El encuentro se rompió definitivamente en el minuto 53, con la expulsión de Taiwo Awoniyi. Poco antes, Coventry había regalado un segundo gol evitable: Aurele Amenda tenía que llegar antes que Malick Yalcouye. No lo hizo.
La fragilidad defensiva se ha convertido en marca de la casa. Ya se vio ante Hull en el anterior duelo en casa. Ante Brighton, se repitió. Kostoulas llegó una fracción de segundo antes que Bobby Thomas en la acción del penalti que precedió al tercer tanto. Ese pequeño detalle simbolizó el partido: Brighton siempre estuvo un paso por delante.
Arriba, Coventry generó ocasiones, sobre todo en un tramo de diez minutos alrededor de la media hora. Pero incluso contando las buenas intervenciones de Bart Verbruggen, la falta de determinación en el remate empieza a ser un patrón preocupante.
20. Newcastle United: una hora para olvidar
Leeds United 4-1 Newcastle United
Alan Shearer lo resumió en X con crudeza: “un absoluto desastre”. Lo escribió al descanso, con Newcastle ya 3-0 abajo. Poco después llegó el cuarto.
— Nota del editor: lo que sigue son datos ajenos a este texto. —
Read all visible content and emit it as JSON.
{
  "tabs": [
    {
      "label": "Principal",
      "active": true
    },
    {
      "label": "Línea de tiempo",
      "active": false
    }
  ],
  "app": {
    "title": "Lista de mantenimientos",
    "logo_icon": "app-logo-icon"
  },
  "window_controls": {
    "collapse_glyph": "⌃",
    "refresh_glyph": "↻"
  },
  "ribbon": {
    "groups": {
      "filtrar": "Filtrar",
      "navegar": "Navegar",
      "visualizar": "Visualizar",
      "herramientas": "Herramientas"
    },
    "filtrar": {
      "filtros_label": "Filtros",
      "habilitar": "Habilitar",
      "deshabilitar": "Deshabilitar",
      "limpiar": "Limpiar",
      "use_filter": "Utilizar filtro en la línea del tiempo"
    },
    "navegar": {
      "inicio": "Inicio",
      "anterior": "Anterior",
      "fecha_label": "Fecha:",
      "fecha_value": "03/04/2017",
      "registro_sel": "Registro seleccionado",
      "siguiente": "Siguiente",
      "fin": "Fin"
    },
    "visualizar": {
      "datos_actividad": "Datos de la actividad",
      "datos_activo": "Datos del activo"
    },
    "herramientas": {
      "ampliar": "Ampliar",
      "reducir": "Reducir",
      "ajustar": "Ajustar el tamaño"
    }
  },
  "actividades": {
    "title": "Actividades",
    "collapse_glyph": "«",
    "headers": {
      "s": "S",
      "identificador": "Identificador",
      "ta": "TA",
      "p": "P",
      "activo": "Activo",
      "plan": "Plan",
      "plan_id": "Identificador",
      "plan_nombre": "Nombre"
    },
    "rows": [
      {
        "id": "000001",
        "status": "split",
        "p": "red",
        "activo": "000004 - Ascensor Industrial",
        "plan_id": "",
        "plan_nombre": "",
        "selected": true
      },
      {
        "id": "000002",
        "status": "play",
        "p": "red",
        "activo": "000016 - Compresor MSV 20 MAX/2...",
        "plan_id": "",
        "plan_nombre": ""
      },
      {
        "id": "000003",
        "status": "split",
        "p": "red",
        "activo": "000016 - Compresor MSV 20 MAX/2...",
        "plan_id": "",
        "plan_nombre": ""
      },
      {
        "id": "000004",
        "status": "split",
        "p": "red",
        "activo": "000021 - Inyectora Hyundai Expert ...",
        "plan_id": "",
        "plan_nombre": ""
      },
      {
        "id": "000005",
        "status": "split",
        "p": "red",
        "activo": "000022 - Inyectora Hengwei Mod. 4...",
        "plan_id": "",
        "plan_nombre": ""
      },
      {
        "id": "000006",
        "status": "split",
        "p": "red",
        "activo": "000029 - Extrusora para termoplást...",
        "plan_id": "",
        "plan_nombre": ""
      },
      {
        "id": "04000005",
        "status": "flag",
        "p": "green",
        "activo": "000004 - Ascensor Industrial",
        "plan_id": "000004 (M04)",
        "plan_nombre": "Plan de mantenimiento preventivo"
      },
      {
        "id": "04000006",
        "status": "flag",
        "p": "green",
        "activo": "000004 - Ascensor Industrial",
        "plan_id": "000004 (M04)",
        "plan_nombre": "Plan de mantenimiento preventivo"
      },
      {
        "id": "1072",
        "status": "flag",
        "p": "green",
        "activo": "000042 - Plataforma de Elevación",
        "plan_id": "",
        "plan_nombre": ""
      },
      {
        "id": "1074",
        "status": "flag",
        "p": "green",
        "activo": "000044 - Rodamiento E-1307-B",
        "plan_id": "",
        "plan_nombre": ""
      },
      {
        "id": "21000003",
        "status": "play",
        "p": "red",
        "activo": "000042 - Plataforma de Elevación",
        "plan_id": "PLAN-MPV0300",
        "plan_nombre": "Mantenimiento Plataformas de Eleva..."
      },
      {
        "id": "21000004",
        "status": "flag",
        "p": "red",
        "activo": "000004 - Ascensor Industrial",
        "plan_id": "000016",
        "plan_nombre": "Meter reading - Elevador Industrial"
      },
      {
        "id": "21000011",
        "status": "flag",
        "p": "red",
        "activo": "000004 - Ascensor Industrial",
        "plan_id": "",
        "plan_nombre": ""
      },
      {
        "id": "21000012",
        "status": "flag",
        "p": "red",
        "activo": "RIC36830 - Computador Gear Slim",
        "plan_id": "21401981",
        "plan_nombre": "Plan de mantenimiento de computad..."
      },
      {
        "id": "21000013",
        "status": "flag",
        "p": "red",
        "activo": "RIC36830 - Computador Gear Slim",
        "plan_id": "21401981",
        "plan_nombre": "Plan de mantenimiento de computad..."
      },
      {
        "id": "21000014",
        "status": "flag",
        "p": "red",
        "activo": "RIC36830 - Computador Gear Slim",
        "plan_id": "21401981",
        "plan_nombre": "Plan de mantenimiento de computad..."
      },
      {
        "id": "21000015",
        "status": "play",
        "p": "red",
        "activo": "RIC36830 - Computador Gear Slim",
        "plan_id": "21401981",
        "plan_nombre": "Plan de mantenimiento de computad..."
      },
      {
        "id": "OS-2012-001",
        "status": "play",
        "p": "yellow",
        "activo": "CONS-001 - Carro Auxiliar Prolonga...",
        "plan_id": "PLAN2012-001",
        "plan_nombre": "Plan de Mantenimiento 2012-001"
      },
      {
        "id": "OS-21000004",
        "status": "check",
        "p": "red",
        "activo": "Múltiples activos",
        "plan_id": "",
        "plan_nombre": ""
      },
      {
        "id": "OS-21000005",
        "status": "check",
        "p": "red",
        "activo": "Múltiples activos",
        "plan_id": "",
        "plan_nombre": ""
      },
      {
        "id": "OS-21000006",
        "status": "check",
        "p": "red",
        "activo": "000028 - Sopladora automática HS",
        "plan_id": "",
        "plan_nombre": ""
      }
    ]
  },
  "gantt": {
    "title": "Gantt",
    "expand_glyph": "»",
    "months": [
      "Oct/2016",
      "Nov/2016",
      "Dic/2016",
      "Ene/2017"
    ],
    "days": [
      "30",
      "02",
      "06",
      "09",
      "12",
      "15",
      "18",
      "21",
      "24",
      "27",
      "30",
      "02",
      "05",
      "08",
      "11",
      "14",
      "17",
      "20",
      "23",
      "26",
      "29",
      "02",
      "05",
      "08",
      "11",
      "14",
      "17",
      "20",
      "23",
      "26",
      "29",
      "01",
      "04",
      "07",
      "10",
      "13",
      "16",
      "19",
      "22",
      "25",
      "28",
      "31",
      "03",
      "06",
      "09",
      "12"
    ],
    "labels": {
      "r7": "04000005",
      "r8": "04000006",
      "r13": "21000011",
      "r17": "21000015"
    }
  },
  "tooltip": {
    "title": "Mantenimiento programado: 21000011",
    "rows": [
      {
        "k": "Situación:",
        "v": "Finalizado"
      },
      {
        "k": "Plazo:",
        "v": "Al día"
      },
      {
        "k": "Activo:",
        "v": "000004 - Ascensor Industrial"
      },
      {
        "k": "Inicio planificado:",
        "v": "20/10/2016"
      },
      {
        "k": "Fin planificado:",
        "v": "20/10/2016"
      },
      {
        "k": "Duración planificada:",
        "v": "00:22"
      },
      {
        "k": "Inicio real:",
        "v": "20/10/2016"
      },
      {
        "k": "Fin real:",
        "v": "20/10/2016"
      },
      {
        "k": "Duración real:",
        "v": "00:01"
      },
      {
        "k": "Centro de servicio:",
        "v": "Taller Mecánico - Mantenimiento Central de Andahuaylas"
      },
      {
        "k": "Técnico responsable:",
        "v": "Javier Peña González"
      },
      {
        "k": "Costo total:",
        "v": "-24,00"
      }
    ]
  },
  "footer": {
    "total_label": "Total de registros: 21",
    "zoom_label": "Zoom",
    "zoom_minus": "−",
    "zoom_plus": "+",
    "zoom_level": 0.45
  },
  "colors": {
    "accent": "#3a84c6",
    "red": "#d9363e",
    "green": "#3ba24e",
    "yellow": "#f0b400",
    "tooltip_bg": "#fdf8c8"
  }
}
Durante la primera hora, el equipo de Eddie Howe fue irreconocible. Dominic Calvert-Lewin destrozó a la pareja Sven Botman–Malick Thiaw, ganando duelos, imponiéndose por arriba y marcando territorio en cada balón dividido.
La lesión por conmoción de Nico González en el minuto 19 obligó a introducir a Sean Steur, de 18 años, junto a Lewis Miley, de 20, en el centro del campo. Una pareja demasiado verde para lidiar con Anton Stach, Ethan Ampadu y Ao Tanaka. Steur, además, cometió el error que precedió al segundo gol, firmado oficialmente por Jayden Bogle pero construido en el aire por Calvert-Lewin con un salto imponente.
Newcastle fue superado por dentro, blando atrás y casi inexistente arriba hasta que los cambios le dieron algo de vida. Seis de sus siete tiros llegaron en la segunda parte, cuando todo estaba decidido. El daño ya estaba hecho. Y la actuación, difícil de defender.